Once this line of thinking started that night, it stuck with me. My purpose in life became avoiding situations where I could pick up E. coli infections. My obsessive-compulsive disorder (OCD) quickly decided that E. coli could be spread by my own bodily fluids. I created elaborate bathroom routines that took longer than an hour. I had to shower after going to the bathroom. I had to wash my hands for almost thirty minutes after touching dirty laundry or going to the bathroom. I would spend hours researching E. coli and looking at obituaries of people who died from E. coli, trying to find out if I was responsible for their deaths. Eventually, it got to the point where I was so scared of going to the bathroom that I started severely restricting food and liquids. I began to drink only three sips of water a day and eat one meal.
OCD took control of my life: I spent countless hours every day on obsessions and rituals. I could not focus in class because of the thoughts racing through my mind. As I was eating and drinking so little, I felt extremely dehydrated and tired. Several months later, my parents and therapist made the decision to take me out of school for a while to receive treatment. I left boarding school and engaged in intensive therapy sessions a couple of times a week. Nevertheless, the thoughts still lingered:
You know that you are a murderer. If you decide to eat and drink, you will kill innocent people. Do you know how many people die each time you go to the bathroom? If you really cared about other people, you would never eat or drink.
I was so fused with these OCD thoughts that I followed them completely. I saw OCD as the one thing in life keeping me from harming others. I felt hopeless.

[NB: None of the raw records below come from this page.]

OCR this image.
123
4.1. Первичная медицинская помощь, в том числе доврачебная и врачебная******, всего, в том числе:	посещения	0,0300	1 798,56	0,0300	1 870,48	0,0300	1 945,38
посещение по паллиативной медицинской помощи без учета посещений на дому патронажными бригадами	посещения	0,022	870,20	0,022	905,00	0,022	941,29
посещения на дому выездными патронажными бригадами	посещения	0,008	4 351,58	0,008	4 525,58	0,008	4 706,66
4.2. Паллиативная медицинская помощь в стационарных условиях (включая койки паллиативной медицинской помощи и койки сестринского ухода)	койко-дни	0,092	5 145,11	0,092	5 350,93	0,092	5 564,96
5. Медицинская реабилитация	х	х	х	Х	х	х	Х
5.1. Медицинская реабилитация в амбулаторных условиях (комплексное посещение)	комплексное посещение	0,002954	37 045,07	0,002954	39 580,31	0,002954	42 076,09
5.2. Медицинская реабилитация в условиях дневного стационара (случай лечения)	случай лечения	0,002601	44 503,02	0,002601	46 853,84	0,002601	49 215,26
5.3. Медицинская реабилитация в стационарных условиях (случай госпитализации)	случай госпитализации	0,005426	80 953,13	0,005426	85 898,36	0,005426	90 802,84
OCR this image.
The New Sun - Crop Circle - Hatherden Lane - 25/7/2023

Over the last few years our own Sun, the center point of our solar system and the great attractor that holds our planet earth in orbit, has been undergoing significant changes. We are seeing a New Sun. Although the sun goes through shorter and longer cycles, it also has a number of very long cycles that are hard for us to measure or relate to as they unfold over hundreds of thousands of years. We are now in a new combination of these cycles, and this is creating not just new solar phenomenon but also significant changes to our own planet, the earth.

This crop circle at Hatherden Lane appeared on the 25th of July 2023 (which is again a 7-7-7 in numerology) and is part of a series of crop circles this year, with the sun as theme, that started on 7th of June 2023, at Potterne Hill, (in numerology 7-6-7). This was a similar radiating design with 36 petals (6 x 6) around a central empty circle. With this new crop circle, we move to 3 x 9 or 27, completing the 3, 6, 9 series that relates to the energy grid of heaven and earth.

Finally, at the end of November 2018, I was admitted at McLean’s OCD Institute for Children and Adolescents. After months of horrendous struggling, I began to receive the support and treatment I needed. During this time, I learned how to diffuse from my thoughts in order to get some space. As I wrote down my thoughts each day, I began to see them as just thoughts, separate from myself. This realization made it easier for me to fight the OCD. Slowly but surely, I was able to eat and drink more and my rituals decreased. I began to sit with my thoughts more instead of pushing them away. I finally gained some freedom from the OCD.
Today, I still struggle with OCD. I still have the same thoughts of infecting others with E. coli; however, now, I recognize the thoughts as the OCD. I know that these thoughts might stay with me for a long time, but I now know how to fight them.
Rachel is seventeen years old and lives in Maryland. She has lived with OCD since she was five and is still working toward complete recovery.